We selected patients implanted with directional lead with at least 2 months of programming. This included 13 ET patients (targets- bilateral Vim) and 12 PD patients (target bilateral –STN) that were implanted with directional leads Abbott SJM 6173 (1.5mm spacing) or Abbott SJM 6172 (0.5 mm spacing) leads. We evaluated their clinical ratings (Fahn Tolosa Marsden Tremor Rating Scale or Unified Parkinson Disease Rating scale) before and after the procedure. We performed retrospective reviews of their active DBS settings and reasons that lead to directional settings.  

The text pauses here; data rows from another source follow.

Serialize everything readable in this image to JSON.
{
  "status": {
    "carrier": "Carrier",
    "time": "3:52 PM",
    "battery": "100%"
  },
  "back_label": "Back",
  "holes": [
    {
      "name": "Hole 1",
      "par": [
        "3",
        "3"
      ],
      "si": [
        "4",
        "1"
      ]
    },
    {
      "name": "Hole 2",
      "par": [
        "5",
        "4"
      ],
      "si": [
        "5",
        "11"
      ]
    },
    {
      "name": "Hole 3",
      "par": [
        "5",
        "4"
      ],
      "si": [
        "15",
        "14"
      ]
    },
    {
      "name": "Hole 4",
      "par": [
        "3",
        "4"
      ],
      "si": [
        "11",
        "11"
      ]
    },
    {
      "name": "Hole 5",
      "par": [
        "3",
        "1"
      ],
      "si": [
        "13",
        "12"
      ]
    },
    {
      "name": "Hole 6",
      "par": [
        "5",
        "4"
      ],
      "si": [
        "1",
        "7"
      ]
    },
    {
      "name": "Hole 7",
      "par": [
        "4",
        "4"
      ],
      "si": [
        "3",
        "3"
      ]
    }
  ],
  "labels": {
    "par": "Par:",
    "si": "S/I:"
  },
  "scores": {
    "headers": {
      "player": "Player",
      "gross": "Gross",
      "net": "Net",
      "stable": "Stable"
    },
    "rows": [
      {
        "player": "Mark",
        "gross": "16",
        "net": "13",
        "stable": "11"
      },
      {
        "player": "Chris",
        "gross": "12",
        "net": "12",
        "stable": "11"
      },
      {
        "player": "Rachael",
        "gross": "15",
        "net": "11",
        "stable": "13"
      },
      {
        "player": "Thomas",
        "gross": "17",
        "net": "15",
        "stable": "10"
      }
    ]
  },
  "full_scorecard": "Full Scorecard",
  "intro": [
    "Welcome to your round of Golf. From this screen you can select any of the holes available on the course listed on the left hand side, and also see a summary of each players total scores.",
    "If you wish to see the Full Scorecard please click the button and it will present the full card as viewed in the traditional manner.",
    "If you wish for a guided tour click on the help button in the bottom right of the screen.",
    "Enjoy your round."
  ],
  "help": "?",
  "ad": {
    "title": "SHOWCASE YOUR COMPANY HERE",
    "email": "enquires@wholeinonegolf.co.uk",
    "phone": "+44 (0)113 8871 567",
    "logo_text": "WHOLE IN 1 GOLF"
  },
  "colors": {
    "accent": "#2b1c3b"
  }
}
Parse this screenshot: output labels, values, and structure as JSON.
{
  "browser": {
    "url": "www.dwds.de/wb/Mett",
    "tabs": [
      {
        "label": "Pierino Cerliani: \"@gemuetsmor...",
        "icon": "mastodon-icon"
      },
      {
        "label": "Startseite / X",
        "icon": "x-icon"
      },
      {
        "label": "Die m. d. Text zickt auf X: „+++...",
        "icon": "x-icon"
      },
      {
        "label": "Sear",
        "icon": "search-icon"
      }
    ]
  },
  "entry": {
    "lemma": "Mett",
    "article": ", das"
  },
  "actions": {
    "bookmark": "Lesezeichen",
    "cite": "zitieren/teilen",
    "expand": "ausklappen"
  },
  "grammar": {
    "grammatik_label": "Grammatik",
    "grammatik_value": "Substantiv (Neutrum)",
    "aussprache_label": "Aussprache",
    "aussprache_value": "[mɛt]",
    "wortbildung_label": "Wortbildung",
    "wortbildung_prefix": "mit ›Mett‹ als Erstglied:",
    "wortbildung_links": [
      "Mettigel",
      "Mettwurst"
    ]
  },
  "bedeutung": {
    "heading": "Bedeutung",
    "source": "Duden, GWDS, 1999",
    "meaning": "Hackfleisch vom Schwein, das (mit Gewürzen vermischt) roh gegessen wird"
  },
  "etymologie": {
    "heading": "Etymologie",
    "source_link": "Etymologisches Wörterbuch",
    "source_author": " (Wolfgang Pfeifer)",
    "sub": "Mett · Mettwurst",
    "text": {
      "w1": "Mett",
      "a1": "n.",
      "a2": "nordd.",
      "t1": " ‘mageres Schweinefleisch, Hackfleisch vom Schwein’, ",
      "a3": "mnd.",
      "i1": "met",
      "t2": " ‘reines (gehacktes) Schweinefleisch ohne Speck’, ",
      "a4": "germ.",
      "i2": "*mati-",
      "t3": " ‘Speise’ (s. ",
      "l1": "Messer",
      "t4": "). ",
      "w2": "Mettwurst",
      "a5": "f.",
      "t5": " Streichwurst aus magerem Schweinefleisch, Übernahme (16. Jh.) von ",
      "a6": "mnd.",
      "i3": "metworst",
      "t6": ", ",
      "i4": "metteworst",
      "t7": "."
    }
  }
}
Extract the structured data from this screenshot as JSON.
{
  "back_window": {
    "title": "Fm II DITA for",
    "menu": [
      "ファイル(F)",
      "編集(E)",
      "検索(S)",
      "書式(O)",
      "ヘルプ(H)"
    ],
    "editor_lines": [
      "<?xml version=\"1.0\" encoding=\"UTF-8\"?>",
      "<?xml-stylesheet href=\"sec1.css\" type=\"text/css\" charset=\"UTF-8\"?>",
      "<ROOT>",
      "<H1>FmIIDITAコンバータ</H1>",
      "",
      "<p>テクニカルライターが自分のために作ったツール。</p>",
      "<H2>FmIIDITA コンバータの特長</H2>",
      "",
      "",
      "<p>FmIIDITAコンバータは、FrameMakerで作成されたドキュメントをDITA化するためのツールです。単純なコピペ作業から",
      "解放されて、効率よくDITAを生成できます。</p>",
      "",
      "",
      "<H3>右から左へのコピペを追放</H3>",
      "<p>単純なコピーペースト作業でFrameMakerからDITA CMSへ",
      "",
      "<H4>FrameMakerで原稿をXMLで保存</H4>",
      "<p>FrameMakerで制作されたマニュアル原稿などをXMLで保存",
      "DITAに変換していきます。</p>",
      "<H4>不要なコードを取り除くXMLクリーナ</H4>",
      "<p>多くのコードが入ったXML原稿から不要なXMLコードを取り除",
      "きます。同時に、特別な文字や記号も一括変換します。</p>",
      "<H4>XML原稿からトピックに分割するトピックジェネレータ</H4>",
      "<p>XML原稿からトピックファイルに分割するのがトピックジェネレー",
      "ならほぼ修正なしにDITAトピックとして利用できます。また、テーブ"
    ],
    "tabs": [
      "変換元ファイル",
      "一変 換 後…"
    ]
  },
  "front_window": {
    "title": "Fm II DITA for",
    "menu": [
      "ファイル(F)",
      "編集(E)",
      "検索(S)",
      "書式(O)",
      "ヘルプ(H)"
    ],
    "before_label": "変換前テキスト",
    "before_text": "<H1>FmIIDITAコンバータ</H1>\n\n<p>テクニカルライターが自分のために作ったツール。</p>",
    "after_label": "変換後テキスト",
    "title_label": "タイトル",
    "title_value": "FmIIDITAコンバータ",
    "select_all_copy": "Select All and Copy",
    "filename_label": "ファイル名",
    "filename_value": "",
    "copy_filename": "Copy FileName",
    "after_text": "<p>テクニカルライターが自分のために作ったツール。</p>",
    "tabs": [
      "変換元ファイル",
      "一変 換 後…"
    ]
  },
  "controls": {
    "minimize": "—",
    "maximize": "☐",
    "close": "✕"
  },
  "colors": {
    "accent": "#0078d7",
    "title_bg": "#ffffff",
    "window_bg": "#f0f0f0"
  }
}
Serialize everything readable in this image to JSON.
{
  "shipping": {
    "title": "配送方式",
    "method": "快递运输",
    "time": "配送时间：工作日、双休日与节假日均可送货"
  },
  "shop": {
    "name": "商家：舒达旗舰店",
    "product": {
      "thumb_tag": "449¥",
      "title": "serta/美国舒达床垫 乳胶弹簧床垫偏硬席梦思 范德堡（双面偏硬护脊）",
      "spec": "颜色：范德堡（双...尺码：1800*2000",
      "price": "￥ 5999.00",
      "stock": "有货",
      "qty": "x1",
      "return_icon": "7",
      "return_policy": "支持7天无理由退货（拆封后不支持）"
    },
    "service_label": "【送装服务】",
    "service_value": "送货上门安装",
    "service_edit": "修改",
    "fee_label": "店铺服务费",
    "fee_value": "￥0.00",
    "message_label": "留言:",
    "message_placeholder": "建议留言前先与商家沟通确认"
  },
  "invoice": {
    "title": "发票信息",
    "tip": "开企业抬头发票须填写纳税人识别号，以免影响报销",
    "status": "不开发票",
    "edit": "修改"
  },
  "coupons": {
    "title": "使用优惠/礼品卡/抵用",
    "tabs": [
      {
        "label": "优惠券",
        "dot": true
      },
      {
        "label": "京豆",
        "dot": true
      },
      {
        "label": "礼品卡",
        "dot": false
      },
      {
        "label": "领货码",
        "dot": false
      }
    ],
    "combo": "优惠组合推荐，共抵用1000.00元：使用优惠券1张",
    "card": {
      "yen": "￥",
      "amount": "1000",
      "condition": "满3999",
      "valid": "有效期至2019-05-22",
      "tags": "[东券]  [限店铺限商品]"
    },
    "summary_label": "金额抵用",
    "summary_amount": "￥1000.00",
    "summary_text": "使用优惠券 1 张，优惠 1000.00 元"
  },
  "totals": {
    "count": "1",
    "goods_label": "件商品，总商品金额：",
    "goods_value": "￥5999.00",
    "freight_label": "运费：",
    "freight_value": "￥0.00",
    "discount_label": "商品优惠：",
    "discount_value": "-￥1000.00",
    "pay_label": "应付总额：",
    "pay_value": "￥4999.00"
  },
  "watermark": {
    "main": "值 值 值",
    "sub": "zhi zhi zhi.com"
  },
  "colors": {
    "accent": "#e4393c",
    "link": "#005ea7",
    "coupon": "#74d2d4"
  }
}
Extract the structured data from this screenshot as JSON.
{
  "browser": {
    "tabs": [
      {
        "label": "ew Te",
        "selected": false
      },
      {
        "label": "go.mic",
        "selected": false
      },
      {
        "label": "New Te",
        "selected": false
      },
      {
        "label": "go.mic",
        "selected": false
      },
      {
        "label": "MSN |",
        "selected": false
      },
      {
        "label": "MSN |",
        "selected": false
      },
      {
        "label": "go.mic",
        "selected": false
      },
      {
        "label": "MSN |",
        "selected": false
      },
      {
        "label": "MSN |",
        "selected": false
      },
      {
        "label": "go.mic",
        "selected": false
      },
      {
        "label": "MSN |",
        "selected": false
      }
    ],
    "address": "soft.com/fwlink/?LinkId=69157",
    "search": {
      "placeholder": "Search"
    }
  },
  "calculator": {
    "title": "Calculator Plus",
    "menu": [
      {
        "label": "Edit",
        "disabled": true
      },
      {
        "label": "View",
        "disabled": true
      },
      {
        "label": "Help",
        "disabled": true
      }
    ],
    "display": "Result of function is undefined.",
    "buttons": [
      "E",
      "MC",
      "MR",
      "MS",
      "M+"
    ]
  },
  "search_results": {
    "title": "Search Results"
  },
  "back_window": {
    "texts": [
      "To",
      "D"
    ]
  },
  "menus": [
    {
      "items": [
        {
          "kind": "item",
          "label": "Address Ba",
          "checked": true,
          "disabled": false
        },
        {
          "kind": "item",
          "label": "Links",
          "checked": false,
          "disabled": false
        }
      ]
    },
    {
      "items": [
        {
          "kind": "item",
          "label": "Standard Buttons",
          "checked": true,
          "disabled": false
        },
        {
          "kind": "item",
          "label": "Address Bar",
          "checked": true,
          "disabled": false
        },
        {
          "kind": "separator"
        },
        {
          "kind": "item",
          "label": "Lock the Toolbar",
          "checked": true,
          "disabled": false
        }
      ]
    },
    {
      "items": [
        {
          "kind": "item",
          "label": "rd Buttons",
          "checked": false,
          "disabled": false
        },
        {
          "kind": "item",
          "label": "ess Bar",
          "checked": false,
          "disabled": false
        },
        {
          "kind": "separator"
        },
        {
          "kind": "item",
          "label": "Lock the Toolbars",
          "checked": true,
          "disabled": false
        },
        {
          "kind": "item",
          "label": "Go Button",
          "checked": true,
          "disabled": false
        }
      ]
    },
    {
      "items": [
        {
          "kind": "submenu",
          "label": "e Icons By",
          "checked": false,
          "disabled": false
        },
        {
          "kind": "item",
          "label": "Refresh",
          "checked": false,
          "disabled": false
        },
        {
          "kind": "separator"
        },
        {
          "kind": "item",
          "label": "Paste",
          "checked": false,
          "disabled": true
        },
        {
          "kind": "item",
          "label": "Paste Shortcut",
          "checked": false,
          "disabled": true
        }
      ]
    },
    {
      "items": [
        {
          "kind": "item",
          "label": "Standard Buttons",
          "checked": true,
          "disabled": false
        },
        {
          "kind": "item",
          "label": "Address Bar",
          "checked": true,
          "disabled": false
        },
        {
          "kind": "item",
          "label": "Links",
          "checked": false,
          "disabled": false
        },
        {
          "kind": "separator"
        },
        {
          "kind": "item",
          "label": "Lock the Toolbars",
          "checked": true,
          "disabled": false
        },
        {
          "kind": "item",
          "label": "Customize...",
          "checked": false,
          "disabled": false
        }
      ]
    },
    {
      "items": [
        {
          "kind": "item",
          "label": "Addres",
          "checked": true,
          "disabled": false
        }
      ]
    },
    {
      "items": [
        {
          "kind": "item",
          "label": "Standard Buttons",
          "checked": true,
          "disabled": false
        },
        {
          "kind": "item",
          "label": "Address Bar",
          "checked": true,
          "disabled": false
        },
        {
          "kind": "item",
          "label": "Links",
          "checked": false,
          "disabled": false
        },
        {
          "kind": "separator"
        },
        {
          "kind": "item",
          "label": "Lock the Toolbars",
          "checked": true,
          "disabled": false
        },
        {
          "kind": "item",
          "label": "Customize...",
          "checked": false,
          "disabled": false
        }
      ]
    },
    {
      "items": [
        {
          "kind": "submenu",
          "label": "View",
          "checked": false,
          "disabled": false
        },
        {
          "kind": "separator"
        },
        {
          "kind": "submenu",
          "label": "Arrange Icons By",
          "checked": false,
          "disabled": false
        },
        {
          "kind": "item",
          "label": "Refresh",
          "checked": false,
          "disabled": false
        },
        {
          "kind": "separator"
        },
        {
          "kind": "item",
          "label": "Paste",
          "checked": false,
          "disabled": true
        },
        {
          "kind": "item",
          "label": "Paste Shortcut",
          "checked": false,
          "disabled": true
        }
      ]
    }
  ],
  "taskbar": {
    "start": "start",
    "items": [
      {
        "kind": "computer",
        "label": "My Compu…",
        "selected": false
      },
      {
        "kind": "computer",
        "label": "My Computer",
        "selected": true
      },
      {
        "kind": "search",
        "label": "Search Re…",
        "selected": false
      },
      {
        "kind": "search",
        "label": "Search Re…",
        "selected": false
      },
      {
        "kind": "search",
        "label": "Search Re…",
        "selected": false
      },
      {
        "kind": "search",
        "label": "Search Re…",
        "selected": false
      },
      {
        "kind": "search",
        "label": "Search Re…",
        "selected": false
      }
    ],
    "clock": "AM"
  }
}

In 10/13 ET and 11/13 PD patients had at least one side with active directional stimulation. 5 ET patient and 9 PD patients ended with directional configuration bilaterally. Factors that lead to directional programming in ET patients included – paresthesia in 1 patient, tingling and capsular effects in 1 patient, capsular effects in 6 patients, better tremor control in 2 patients. Factors that lead to directional programming in PD patients included – Capsular side effects in 7 patients, autonomic dysfunction including feeling flushed in 1 patient, and improved motor symptom control including toe curling and dyskinesia in 1 patient.

In our experience, we see high uptake in directional stimulation in PD and ET.  Our approach was based on evaluating directional only when conventional stimulation was limited by side effects and not proactively evaluating directionality. We anticipate higher uptake with a change in approach to that end.